Dan got the registration number out of him, then stood looking down at the man. All he wanted to do was flee and get Fifi, but Trueman might be banking on that, and he was crafty enough to have given him the wrong address, especially if he knew some of his men were coming by later. Then there was Janice, he didn’t like the thought of her coming back to this little lot. The whole office was upturned and Trueman’s face was like something on a butcher’s block.
He aimed one almighty kick at the man’s ribs. ‘Right now, tell me the truth about where she is. No more fucking about,’ he yelled at him.
‘It is the truth,’ Trueman blubbered. ‘The barn is up a track off Hurst Road, Bexley.’
‘If she’s dead when I get there I swear I’ll make it my life’s work to torture you,’ Dan said, kicking him one more time for good measure. But he could wait no longer. He went into the tiny cloakroom, washed the blood off his face and hands, and then phoned Kennington police station. Roper wasn’t there, but he spoke to Sergeant Wallis whom he’d met when he’d gone down to the station with Harry and Clara.
‘I’ve got the man with the red Jag,’ he barked out. ‘His name is Jack Trueman and you’d better come and arrest him because he’s just admitted he’s got my wife. He’ll need an ambulance too.’
Wallis tried to question him but Dan refused to be drawn. ‘You just hold the bastard until I’ve got my wife,’ he said, snapping out the office address. ‘I’m on my way to get Fifi now.’
Hastily he wrote a note for Janice, to stick on the downstairs front door, telling her not to open the street door but to wait outside until the police arrived.
‘The police will be here soon,’ Dan said sweetly, grinning down at the pulp that had once been Trueman’s face. ‘If you haven’t told me the truth about where my Fifi is, I’ll make sure they don’t get a doctor to look at you until you have.’
It was half past two as Dan slid into the driving seat of the red Jaguar. He had blood all over his suit, his knuckles were raw and bleeding and he was shaky. He didn’t even know where Bexley was apart from it being south of the river, but he saw there was a map in the glove compartment, and he’d check it out when he got as far as the Old Kent Road. It felt as if it ought to be eight or nine at night, definitely the longest day he’d ever known. But with luck he’d
be with Fifi in an hour.
Dan swore aloud when yet another turning off Hurst Road only took him into a row of houses with no drivable access to the fields behind them. The rain was making visibility poor, and he thought now he should have waited for the police instead of coming alone.
There were very few people around, and those he’d stopped and asked if they knew of a lane with a barn had just looked puzzled.
Hurst Road was far longer than he had expected, and he’d now been up and down it so many times he half expected a police car to turn up suddenly because someone had reported him behaving suspiciously.

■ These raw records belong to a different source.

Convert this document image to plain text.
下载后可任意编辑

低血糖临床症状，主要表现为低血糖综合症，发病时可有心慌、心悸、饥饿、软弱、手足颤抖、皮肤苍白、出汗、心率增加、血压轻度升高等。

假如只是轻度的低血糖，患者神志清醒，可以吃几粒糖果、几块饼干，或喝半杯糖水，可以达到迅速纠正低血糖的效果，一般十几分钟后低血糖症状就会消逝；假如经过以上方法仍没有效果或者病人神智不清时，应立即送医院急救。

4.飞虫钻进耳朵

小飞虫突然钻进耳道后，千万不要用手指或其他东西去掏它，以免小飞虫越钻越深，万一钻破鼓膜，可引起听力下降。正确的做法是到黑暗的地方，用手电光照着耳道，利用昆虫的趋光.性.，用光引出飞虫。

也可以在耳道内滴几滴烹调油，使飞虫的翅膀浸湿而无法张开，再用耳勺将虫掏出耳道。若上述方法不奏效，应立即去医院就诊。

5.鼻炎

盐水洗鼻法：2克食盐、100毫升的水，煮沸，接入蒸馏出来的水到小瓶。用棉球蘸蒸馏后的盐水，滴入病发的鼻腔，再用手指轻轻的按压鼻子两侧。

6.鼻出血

While that might appear to be the best thing, he knew what police were like – they’d probably ignore what he said, see the blood on him and haul him in for questioning.

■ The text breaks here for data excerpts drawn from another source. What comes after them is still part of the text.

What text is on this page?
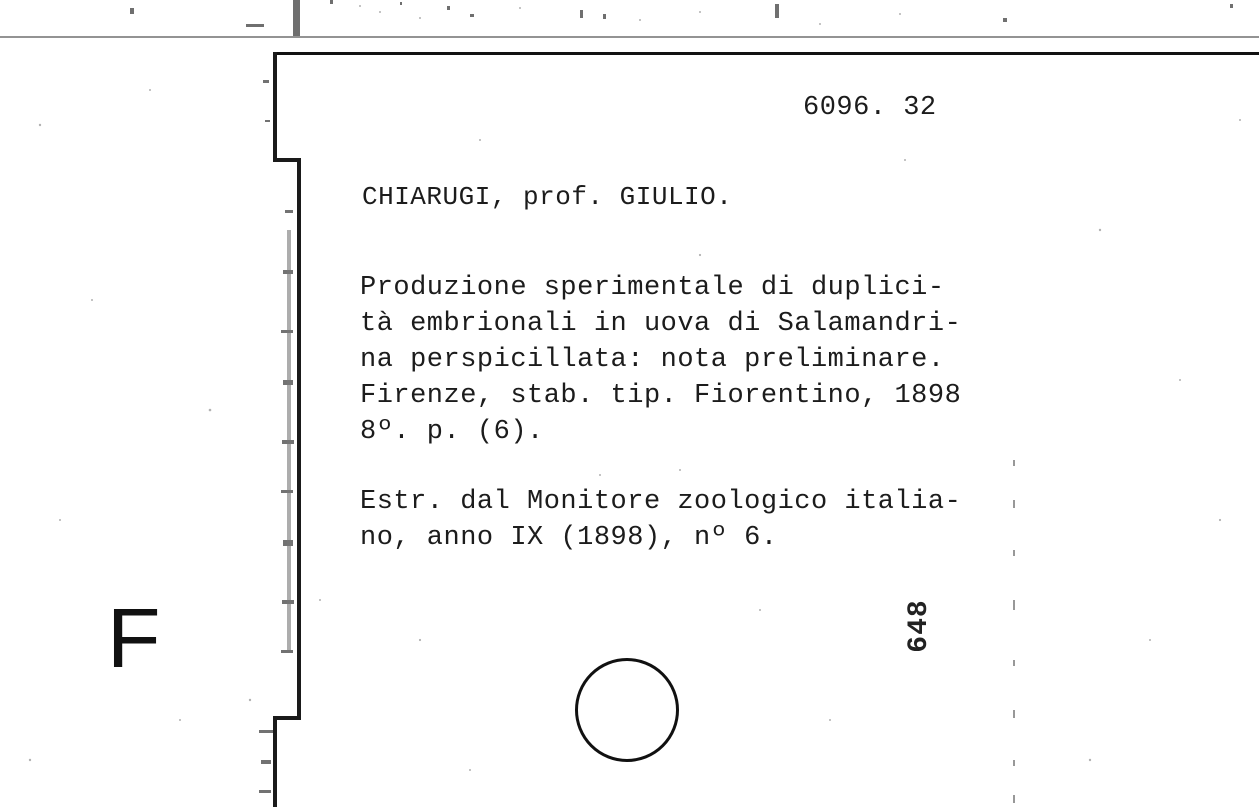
6096. 32
CHIARUGI, prof. GIULIO.
Produzione sperimentale di duplici-
tà embrionali in uova di Salamandri-
na perspicillata: nota preliminare.
Firenze, stab. tip. Fiorentino, 1898
8º. p. (6).
Estr. dal Monitore zoologico italia-
no, anno IX (1898), nº 6.
648
F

Seeing a boy of about fourteen walking along Hurst Road with a greyhound on a lead, he stopped the car and got out.
‘Do you know a lane anywhere off here that leads up to a barn?’

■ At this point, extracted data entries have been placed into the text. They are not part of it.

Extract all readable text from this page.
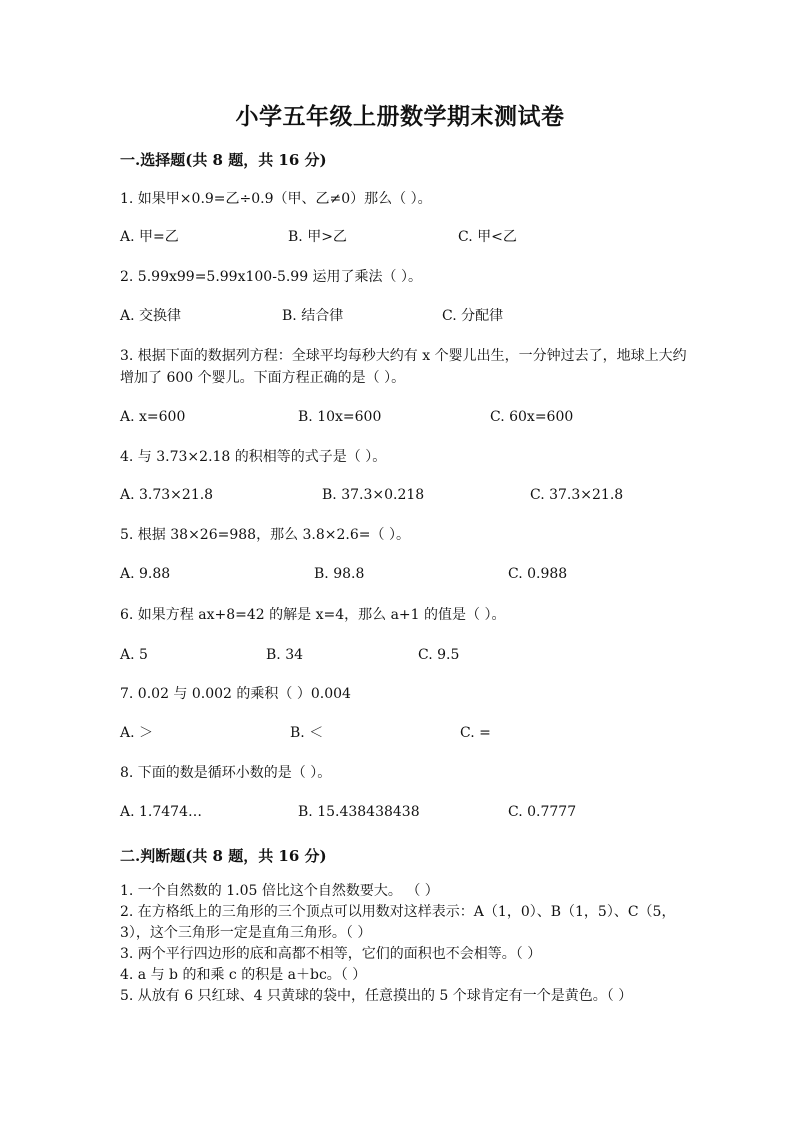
小学五年级上册数学期末测试卷
一.选择题(共 8 题，共 16 分)
1. 如果甲×0.9=乙÷0.9（甲、乙≠0）那么（ ）。
A. 甲=乙	B. 甲>乙	C. 甲<乙
2. 5.99x99=5.99x100-5.99 运用了乘法（ ）。
A. 交换律	B. 结合律	C. 分配律
3. 根据下面的数据列方程：全球平均每秒大约有 x 个婴儿出生，一分钟过去了，地球上大约增加了 600 个婴儿。下面方程正确的是（ ）。
A. x=600	B. 10x=600	C. 60x=600
4. 与 3.73×2.18 的积相等的式子是（ ）。
A. 3.73×21.8	B. 37.3×0.218	C. 37.3×21.8
5. 根据 38×26=988，那么 3.8×2.6=（ ）。
A. 9.88	B. 98.8	C. 0.988
6. 如果方程 ax+8=42 的解是 x=4，那么 a+1 的值是（ ）。
A. 5	B. 34	C. 9.5
7. 0.02 与 0.002 的乘积（ ）0.004
A. ＞	B. ＜	C. =
8. 下面的数是循环小数的是（ ）。
A. 1.7474…	B. 15.438438438	C. 0.7777
二.判断题(共 8 题，共 16 分)
1. 一个自然数的 1.05 倍比这个自然数要大。 （ ）
2. 在方格纸上的三角形的三个顶点可以用数对这样表示：A（1，0）、B（1，5）、C（5，3），这个三角形一定是直角三角形。（ ）
3. 两个平行四边形的底和高都不相等，它们的面积也不会相等。（ ）
4. a 与 b 的和乘 c 的积是 a＋bc。（ ）
5. 从放有 6 只红球、4 只黄球的袋中，任意摸出的 5 个球肯定有一个是黄色。（ ）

The boy was lanky and spotty, wearing an oilskin coat that was several sizes too big. He looked gormless.
‘Yeah,’ he said. ‘Well, it ain’t a lane so much, just a track.
I go up it with the dog sometimes.’
‘Would you take me there?’ Dan asked, and reached in his pocket and pulled out a ten-shilling note.
‘I got to get home,’ the boy said, but he was looking at the note as if he wanted it.
‘I’ll take you back there afterwards,’ Dan pleaded. ‘Look, son, it’s really important. I think someone’s locked my wife up in this barn. I’ve been trying for ages to find it, and I’m getting a bit desperate now.’
The boy’s face became more animated. ‘Cor!’ he said. ‘You mean like they kidnapped her?’
Dan nodded.
‘So will they have guns up there?’ the boy asked. He didn’t look frightened at the prospect, only excited.
But the mention of guns reminded Dan of the one in his pocket and that Trueman could have been lying when he said the women were there alone.
‘I don’t think so,’ Dan said. ‘But I’ll just have to take a look first and see how the land lies. You can hide up with your dog, and if anything happens to me, you scarper and call the police.’